L’idée de présenter un lieu de travail en tant qu’œuvre d’art permet de rattacher la démarche de Dieter Roth à celle de Joseph Beuys. Les deux hommes se sont fréquentés à Düsseldorf en 1968, et il est indéniable que la pensée de Beuys a influencé Roth. Cependant, si Beuys a déclaré que “chaque homme est un artiste”, entendant en cela que la créativité pouvait s’exercer dans n’importe quel domaine d’activité, il semble que seul Dieter Roth soit complètement parvenu à dépasser le stade la déclaration d’intention pour incarner véritablement cette pensée généreuse. Il fait de l’art quand il cuisine, quand il prépare du chocolat. Il fait de l’art quand il répond au téléphone; quand il se promène dans les rues de Reykjavik; quand il boit; quand il s’arrête de boire; quand il ne fait rien.
En contrepartie de ce talent à tout transformer en art, Dieter Roth est resté un artiste confidentiel; une relative absence de reconnaissance publique à l’égard de son œuvre lui a fait réduire son territoire artistique aux dimensions de sa table de travail. Le paradoxe de Dieter Roth reste ainsi que cet artiste-voyageur ait réalisé une œuvre si radicalement locale. [10]
À l’étendue, il a substitué la temporalité. Il ne travaille pas pour un public, ou dans le but de délivrer un message; il creuse, il approfondit, il accumule. La fondation de Hambourg conserve de lui un tableau inachevé qui porte la mention manuscrite: nature morte au bouquet, commencée. Une œuvre ne peut jamais être terminée, car l’art n’est pas une production d’objet, c’est un processus continu de travail. Roth croyait en la possibilité de continuation filiale de ce travail, comme les artistes de la Renaissance, comme Cranach; les enfants peuvent poursuivre la tâche du père, puis les petits-enfants, et ainsi de suite. En ce sens, Dieter Roth n’est pas mort; comme le suppose l’exposition des Table Mats à New York, il revient dans cinq minutes.


 


NOTAS
[1] Régnier, Philippe, entretien avec Cyprien Gaillard, Le journal des Arts n° 336, du 3 au 16 décembre 2010, Paris.
[2] Bourriaud, Nicolas, “le frère de Dieu”, entretien avec Erik Dietman, art press n° 169, mai 1992, Paris.
[3] Dans le film d’Edit Jud, Dieter Roth, Zurich: Reck Film-Schaulager, 2004.
[4] Dobke, Dirk, Walter, Bernadette, Roth Time, A Dieter Roth Retrospective, Baden: Lars Müller Publishers / New York: The Museum of Modern Art, 2003.
[5] Il s’agit du volume Scheisse. Neue Gedichte von Dieter Roth (Merde. Nouveaux poèmes de Dieter Roth), publié à Providence en 1966, après “corrections” des étudiants de Dieter Roth.
[6] À l’occasion de Tibidabo Dog Compound 24 Hours of Barking (1977-78), tentative de recensement visuel et sonore d’un chenil aux environs de Barcelone.
[7] Dieter Roth et Björn Roth, Stretch & Squeeze, 1997: MAC Marseille.
[8] Björn Roth, Stuttgart trips, dans Dieter Roth-here and there, Ostfildern-Ruit: Hatje Cantz, 2003.
[9] Dobke, Dirk, Walter, Bernadette, Roth Time, A Dieter Roth Retrospective, Baden: Lars Müller Publishers / New York: The Museum of Modern Art, 2003.
[10] Ce qui n’a pas exclu des pièces monumentales, résultant d’années de sédimentation, comme Gartenskulptur, commencée en 1970, qui fait encore de nos jours l’objet de modifications décidées par Oddur Roth, petit-fils de l’artiste.
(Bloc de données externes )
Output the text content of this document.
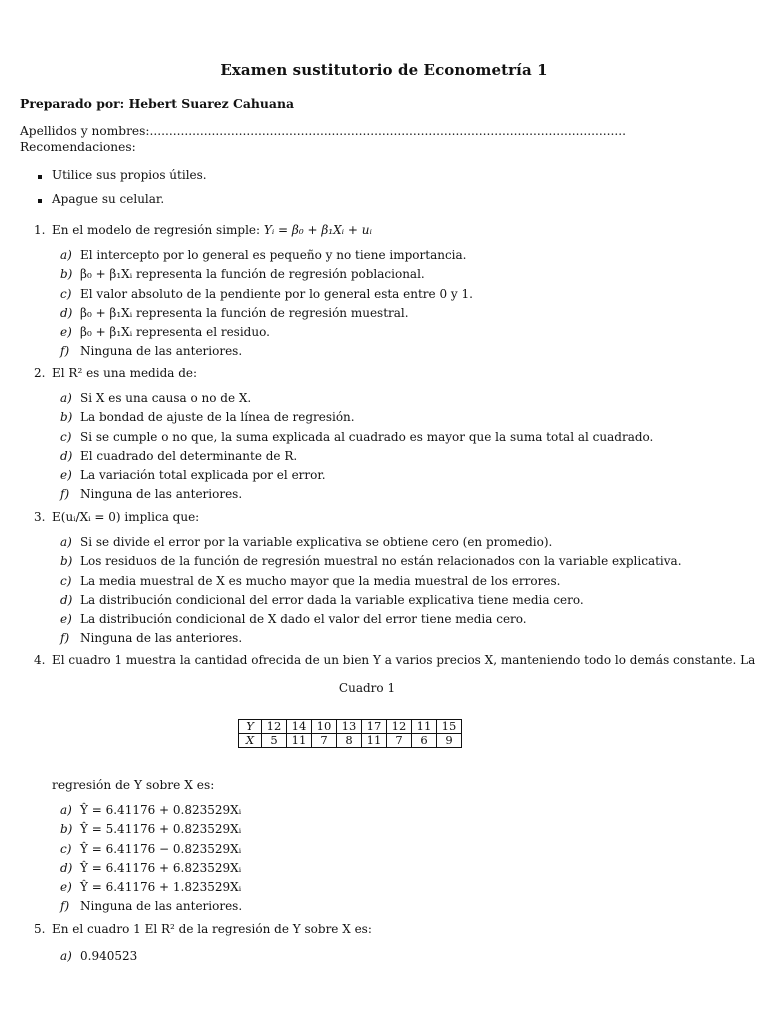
Examen sustitutorio de Econometría 1
Preparado por: Hebert Suarez Cahuana
Apellidos y nombres:...........................................................................................................................
Recomendaciones:
Utilice sus propios útiles.
Apague su celular.
1. En el modelo de regresión simple: Yᵢ = β₀ + β₁Xᵢ + uᵢ
a) El intercepto por lo general es pequeño y no tiene importancia.
b) β₀ + β₁Xᵢ representa la función de regresión poblacional.
c) El valor absoluto de la pendiente por lo general esta entre 0 y 1.
d) β₀ + β₁Xᵢ representa la función de regresión muestral.
e) β₀ + β₁Xᵢ representa el residuo.
f) Ninguna de las anteriores.
2. El R² es una medida de:
a) Si X es una causa o no de X.
b) La bondad de ajuste de la línea de regresión.
c) Si se cumple o no que, la suma explicada al cuadrado es mayor que la suma total al cuadrado.
d) El cuadrado del determinante de R.
e) La variación total explicada por el error.
f) Ninguna de las anteriores.
3. E(uᵢ/Xᵢ = 0) implica que:
a) Si se divide el error por la variable explicativa se obtiene cero (en promedio).
b) Los residuos de la función de regresión muestral no están relacionados con la variable explicativa.
c) La media muestral de X es mucho mayor que la media muestral de los errores.
d) La distribución condicional del error dada la variable explicativa tiene media cero.
e) La distribución condicional de X dado el valor del error tiene media cero.
f) Ninguna de las anteriores.
4. El cuadro 1 muestra la cantidad ofrecida de un bien Y a varios precios X, manteniendo todo lo demás constante. La
Cuadro 1
Y	12	14	10	13	17	12	11	15
X	5	11	7	8	11	7	6	9
regresión de Y sobre X es:
a) Ŷ = 6.41176 + 0.823529Xᵢ
b) Ŷ = 5.41176 + 0.823529Xᵢ
c) Ŷ = 6.41176 − 0.823529Xᵢ
d) Ŷ = 6.41176 + 6.823529Xᵢ
e) Ŷ = 6.41176 + 1.823529Xᵢ
f) Ninguna de las anteriores.
5. En el cuadro 1 El R² de la regresión de Y sobre X es:
a) 0.940523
Philippe Baryga (France, 1967). Professeur d’Arts et Sciences de l’Art à l’Université d’Artois (France). Auteur de Un mobile home dans le désert (1998), recueil de ses contributions (1991-1993) à la revue d’art contemporaine Sans TitreContacte: philippe.baryga@wanadoo.frCette page est illustrée avec des œuvres de l'artiste Dieter Roth (Canada).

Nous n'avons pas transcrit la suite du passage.